Man and Mother Are Not Mutually Exclusive

One thing about parenting that has often felt awkward to me is how gendered it can be. The words mom and dad are basically applied to every parent based on their gender with little regard to what role they play in their children’s lives. These words carry a TON of connotations. I can't tell you how many times I've been asked if I'm babysitting when I'm out and about with my kids. Apparently, I don't appear to be a dad when people see me interacting with my children.

Honestly, I’ve never really felt like a dad. The things that I do for my family and my kids on a daily basis don’t seem to encompass how dads are portrayed in the media or in our culture. I suppose I could set out to redefine what it means to be a dad, but there is already a word that feels more appropriate to me: mom. 

When I think of a mother, I think of a powerful and feminine being. A being finely tuned to be the emotional caretaker of their family. A being who has to keep the big picture in mind while simultaneously enduring day to day struggles with their children. A being with the ability to exist in chaos and also create order when it’s needed. Calming but also commanding. Consistent but also flexible. Gentle but also powerful.

When we first got the kids, I can’t say I felt like their parent right away. Although it was a slow, delicate process, I eventually started to feel a bond with them that only a parent can feel. That was when my identity as a parent started to develop. I woke up with them in the night. Occasionally, I’d be lying in bed and get this feeling that something was wrong, so I’d quietly sneak into their room to make sure they were breathing. Slowly, but surely, the things that my love encompassed grew to include nearly every detail of their lives. I became good at managing their lives while also giving them room to be independent and grow. I also got the privilege of literally wiping their asses the majority of the time it was needed. (Thankfully, we’re out of this stage. Although, occasionally Hailey will walk into a room with her butt cheeks spread asking me to confirm if she got it all.) In time, I became the physical and emotional shepherd of my family. 

This slow, intense journey has been precious to me and has brought me to a place where I don’t feel like the word dad applies to me, at least not how that word fits into my world. 

One of the unique struggles that I face in being a stay-at-home-gay-parent is that I get to witness and experience the monstrosity that is mom culture. Moms can be pretty militant about how sacred it is to be a mother and many of the things that can come along with motherhood (breastfeeding, childbirth, etc…) Mothers everywhere deserve every bit of respect for the myriad of struggles they deal with in caring for and protecting their families. I don’t think any of this is necessarily bad, but I cannot tell you how often I am momsplained. The minute I talk about my struggles as a parent, some mom is sure to remind me that I did not squeeze my children out of my vagina after being in labor for countless hours. Now, I get where this is coming from, but it often feels like an effort to cast aspersions on my parenthood -  like somehow the bond with my child is less sacred because the universe didn’t give them to me in the same way it gave yours to you.

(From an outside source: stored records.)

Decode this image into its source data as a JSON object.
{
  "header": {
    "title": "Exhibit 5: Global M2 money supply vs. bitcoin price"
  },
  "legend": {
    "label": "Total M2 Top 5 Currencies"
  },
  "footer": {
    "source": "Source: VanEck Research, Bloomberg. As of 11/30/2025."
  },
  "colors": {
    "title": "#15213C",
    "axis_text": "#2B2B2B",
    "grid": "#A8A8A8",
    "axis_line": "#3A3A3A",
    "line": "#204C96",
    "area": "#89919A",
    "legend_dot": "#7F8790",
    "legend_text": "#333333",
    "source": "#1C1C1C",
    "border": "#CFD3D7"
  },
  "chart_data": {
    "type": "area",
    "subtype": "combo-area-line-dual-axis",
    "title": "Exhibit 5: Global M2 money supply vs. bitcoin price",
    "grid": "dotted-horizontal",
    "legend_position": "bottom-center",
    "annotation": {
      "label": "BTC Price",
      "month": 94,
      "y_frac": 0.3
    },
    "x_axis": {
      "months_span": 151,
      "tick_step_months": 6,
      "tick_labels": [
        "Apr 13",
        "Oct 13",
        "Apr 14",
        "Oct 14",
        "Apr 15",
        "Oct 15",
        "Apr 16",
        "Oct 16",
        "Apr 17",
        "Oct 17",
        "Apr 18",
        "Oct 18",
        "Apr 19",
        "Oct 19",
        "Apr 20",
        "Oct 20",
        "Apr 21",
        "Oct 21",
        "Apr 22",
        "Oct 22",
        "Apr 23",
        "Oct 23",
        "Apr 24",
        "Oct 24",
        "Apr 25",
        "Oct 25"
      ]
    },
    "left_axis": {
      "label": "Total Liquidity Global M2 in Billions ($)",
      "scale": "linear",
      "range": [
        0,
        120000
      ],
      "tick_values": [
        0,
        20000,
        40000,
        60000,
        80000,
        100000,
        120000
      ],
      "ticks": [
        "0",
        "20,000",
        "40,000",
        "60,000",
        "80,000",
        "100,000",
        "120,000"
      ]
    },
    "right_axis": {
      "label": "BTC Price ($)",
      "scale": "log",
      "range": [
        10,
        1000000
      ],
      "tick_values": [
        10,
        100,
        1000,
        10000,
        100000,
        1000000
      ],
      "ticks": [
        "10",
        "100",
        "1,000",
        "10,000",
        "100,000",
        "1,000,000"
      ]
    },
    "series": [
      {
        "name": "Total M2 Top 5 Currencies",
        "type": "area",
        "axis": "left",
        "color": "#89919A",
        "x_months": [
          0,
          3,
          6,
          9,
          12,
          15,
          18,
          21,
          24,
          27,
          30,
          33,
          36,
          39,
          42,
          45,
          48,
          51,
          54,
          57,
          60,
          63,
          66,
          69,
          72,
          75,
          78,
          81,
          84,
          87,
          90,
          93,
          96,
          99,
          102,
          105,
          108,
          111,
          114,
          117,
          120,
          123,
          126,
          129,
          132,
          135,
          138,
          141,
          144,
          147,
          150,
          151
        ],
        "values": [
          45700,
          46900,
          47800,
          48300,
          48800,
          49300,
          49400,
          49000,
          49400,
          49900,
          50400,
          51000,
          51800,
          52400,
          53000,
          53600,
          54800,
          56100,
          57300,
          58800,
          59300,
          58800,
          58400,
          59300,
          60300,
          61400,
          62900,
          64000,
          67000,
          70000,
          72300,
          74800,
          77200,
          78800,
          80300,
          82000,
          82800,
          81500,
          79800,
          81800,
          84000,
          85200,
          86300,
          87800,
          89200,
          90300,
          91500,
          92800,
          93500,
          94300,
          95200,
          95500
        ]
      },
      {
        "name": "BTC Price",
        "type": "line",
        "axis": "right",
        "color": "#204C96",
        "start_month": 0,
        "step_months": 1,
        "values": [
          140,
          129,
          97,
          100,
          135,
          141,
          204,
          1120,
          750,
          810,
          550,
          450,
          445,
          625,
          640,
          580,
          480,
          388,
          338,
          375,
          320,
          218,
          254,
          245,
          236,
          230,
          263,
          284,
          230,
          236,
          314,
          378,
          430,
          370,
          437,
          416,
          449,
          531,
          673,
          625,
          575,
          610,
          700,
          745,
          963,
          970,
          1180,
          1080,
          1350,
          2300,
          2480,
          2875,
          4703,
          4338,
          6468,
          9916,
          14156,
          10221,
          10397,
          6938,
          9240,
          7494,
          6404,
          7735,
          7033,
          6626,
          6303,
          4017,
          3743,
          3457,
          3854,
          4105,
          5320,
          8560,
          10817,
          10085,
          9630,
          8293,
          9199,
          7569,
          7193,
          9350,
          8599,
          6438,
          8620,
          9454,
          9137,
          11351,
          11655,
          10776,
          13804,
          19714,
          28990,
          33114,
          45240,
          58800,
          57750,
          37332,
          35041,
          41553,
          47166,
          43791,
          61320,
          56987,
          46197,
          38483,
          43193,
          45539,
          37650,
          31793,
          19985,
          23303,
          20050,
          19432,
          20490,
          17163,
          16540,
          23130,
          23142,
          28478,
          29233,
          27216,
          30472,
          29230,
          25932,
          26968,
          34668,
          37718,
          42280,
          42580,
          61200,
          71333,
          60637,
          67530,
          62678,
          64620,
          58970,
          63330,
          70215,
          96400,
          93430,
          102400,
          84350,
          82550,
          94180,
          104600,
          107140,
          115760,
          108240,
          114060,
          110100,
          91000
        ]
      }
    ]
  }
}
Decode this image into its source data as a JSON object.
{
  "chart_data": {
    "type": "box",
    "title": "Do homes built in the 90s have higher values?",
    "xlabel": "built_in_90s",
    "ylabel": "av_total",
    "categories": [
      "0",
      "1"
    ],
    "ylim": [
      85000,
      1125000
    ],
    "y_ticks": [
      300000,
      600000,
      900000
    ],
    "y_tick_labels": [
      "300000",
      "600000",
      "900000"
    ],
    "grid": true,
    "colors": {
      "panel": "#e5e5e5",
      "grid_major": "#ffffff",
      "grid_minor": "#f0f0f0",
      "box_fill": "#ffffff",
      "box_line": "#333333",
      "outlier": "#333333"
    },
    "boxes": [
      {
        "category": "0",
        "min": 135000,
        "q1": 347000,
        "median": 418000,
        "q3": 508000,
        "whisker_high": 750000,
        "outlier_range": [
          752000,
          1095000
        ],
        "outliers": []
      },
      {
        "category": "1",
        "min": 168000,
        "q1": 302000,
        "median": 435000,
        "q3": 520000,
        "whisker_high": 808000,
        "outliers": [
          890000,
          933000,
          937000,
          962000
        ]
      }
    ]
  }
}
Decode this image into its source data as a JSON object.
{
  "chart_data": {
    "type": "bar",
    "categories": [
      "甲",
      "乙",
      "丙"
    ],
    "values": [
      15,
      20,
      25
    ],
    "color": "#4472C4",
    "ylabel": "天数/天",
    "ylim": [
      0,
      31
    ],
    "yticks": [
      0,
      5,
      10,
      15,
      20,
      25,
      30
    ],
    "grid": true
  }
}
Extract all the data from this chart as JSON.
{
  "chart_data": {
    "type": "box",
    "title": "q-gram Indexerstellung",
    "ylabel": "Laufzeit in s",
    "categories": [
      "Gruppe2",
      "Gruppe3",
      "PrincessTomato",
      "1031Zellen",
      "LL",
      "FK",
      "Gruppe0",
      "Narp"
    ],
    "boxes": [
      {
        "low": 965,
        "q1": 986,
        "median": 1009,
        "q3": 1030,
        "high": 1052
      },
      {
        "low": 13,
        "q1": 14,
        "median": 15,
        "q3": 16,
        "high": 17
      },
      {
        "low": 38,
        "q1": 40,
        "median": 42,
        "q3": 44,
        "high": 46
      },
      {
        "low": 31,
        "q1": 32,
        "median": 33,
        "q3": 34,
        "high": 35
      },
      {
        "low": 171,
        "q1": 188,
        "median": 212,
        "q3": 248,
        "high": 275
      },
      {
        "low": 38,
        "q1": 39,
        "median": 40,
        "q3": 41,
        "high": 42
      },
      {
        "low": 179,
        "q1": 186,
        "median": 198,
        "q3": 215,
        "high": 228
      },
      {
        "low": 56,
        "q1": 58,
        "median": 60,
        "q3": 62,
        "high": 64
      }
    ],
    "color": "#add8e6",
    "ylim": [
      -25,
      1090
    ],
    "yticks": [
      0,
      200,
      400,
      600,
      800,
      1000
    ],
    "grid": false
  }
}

I don’t feel the need to defend my parenthood, but I think some people forget that those of us who became parents in alternative ways often did so in the middle of a fucking tornado. For alternative families, the path to parenthood can often include things that can be traumatic, like abuse, court battles, violence, and fear. The bond with my children was forged in the struggle to save their lives. This struggle was long, messy, and painful. The pain I endured to claim the role as guardian of my child was not the same as yours, but it was painful nonetheless. Don't get me wrong- I love my mom friends. I've been amazed at how openly I've been welcomed into parenthood by so many wonderful people. But I think it's easy to forget that moms come in all different shapes, sizes, and dare I say... genders. 

And so I’ve often struggled with the uncomfortable feeling I get when I have to say I am the children’s dad, because I feel more like their mom. Over time, I’ve mostly made peace with this internal struggle. I get that not every person will get the nuances of the dynamic in my family.

For now, my kids call me Dada and I am okay with that. I don't intend to start making everyone refer to me as mom (however hilarious that might be). But make no mistake, I may not be a woman, but I am a mom.